Pumpkin Spice Bundt Cake
- 18.25 oz package spice cake mix
- 1 cup canned pumpkin
- 5 oz can evaporated milk
- 1/3 cup canola oil
- 3 large eggs, lightly beaten
- 4 oz cream cheese, softened (I used fat-free)
- 2 cups powdered sugar
- 2 tablespoons pumpkin spice coffee creamer OR milk, divided
- 1 teaspoon vanilla extract
Adapted from kitchenmeetsgirl.com
Preheat oven to 350 degrees.
Combine cake mix, pumpkin, evaporated milk, oil and eggs in a large bowl; beat with an electric mixer on medium speed 2 minutes or until smooth. Pour into a greased and floured 12-cup Bundt pan.
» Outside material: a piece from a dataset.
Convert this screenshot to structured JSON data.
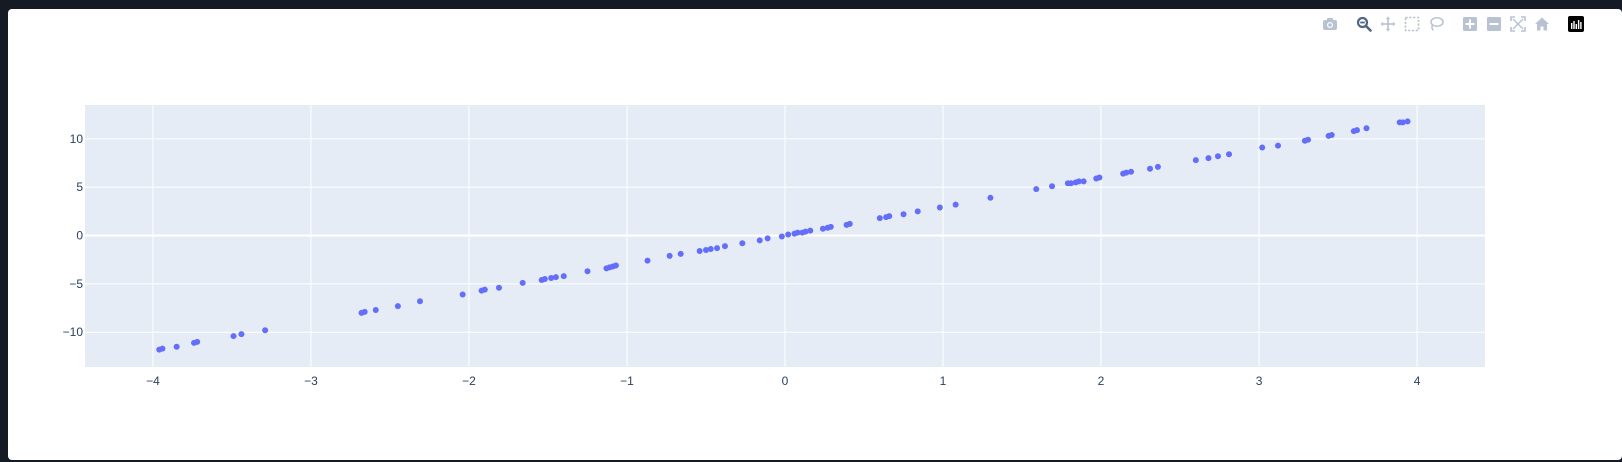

Bake 40 to 45 minutes or until a wooden pick comes out clean. Cool in pan on a wire rack 30 minutes. Invert onto wire rack, and cool completely.
For the glaze:
Combine cream cheese, powdered sugar,1 tablespoon creamer or milk and vanilla in a food processor; cover and process until well blended. Add remaining 1 tablespoon creamer or milk;
process until smooth. Drizzle glaze over cooled cake.